Understanding where new users are joining from helps in assessing the geographical distribution of the Netflix userbase. It allows for insights into which countries contribute most to user growth. The analysis can reveal the effectiveness of marketing strategies or regional campaigns. Patterns in join dates may align with specific marketing efforts, helping to assess the success of promotions or advertising campaigns in different countries.

Join date analysis can highlight periods associated with the launch of Netflix in new countries or the introduction of localized content. This information is crucial for evaluating the impact of expansions on user acquisition. Examining the relationship between join dates and countries allows for the identification of potential differences in user engagement across regions. Understanding when users join and how they engage with the platform can inform content localization and user experience improvements. The insights gained from this analysis can inform strategic decisions related to resource allocation, marketing budgets, and content localization efforts. It helps Netflix tailor its strategies to better meet the needs and preferences of users in different regions.

A scatter plot was created to visualize the relationship between the join date of Netflix users and their respective countries.

The join_date column in the netflix_user dataset is converted to a date format using the as.Date function. The ggplot function is then used to initiate the plot, with aesthetics mapped to the x-axis representing join dates (join_date), the y-axis denoting countries (country), and each point colored according to its respective country.

The geom_point function is applied to generate the scatter plot, where each point represents a user, and its position is determined by the join date and the corresponding country.

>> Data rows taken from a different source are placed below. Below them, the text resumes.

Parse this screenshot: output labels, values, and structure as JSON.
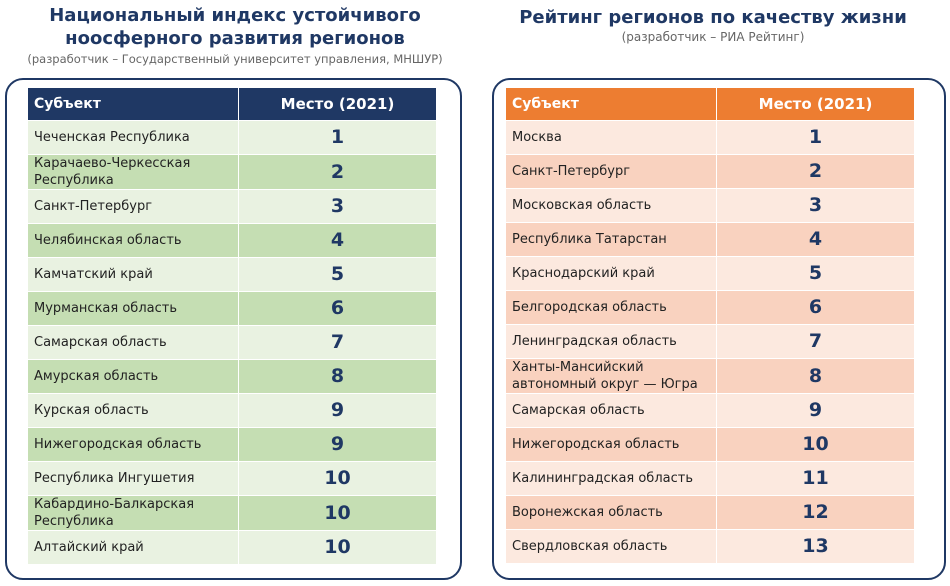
{
  "left_panel": {
    "title": "Национальный индекс устойчивого ноосферного развития регионов",
    "subtitle": "(разработчик – Государственный университет управления, МНШУР)",
    "table": {
      "header": [
        "Субъект",
        "Место (2021)"
      ],
      "rows": [
        [
          "Чеченская Республика",
          1
        ],
        [
          "Карачаево-Черкесская Республика",
          2
        ],
        [
          "Санкт-Петербург",
          3
        ],
        [
          "Челябинская область",
          4
        ],
        [
          "Камчатский край",
          5
        ],
        [
          "Мурманская область",
          6
        ],
        [
          "Самарская область",
          7
        ],
        [
          "Амурская область",
          8
        ],
        [
          "Курская область",
          9
        ],
        [
          "Нижегородская область",
          9
        ],
        [
          "Республика Ингушетия",
          10
        ],
        [
          "Кабардино-Балкарская Республика",
          10
        ],
        [
          "Алтайский край",
          10
        ]
      ]
    }
  },
  "right_panel": {
    "title": "Рейтинг регионов по качеству жизни",
    "subtitle": "(разработчик – РИА Рейтинг)",
    "table": {
      "header": [
        "Субъект",
        "Место (2021)"
      ],
      "rows": [
        [
          "Москва",
          1
        ],
        [
          "Санкт-Петербург",
          2
        ],
        [
          "Московская область",
          3
        ],
        [
          "Республика Татарстан",
          4
        ],
        [
          "Краснодарский край",
          5
        ],
        [
          "Белгородская область",
          6
        ],
        [
          "Ленинградская область",
          7
        ],
        [
          "Ханты-Мансийский автономный округ — Югра",
          8
        ],
        [
          "Самарская область",
          9
        ],
        [
          "Нижегородская область",
          10
        ],
        [
          "Калининградская область",
          11
        ],
        [
          "Воронежская область",
          12
        ],
        [
          "Свердловская область",
          13
        ]
      ]
    }
  }
}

netflix_user$join_date <- as.Date(netflix_user$join_date)

p <- ggplot(netflix_user, aes(x = join_date, 
                              y = country,
                              color = country))
p9 <- p + geom_point() +
    labs(title = "Relationship Between Join Date and Country",
         x = "",
         y = "Country") +
    scale_x_date(date_breaks = "1 month", date_labels = "%Y-%m") +
    theme(axis.text.x = element_text(angle = 45, hjust = 1),
          plot.title = element_text(hjust = 0.5))
p9

ggsave(here("images", "join_country.png"), plot = p9)
## Saving 7 x 5 in image

It reveals that the majority of new user growth in several countries was concentrated in the latter half of 2022. However, since then, there has been a notable decline in new user additions, particularly in France, Canada, Brazil, and Australia when compared to other countries. This could suggest challenges specific to these countries, such as market saturation or changing user demands.

Leveraging the successful strategies from the peak growth period can be essential for Netflix to sustain user growth. For countries experiencing stagnation in new user additions, a reassessment of market strategies may be necessary. This could involve adjusting promotional activities or offering customized content to better align with local preferences.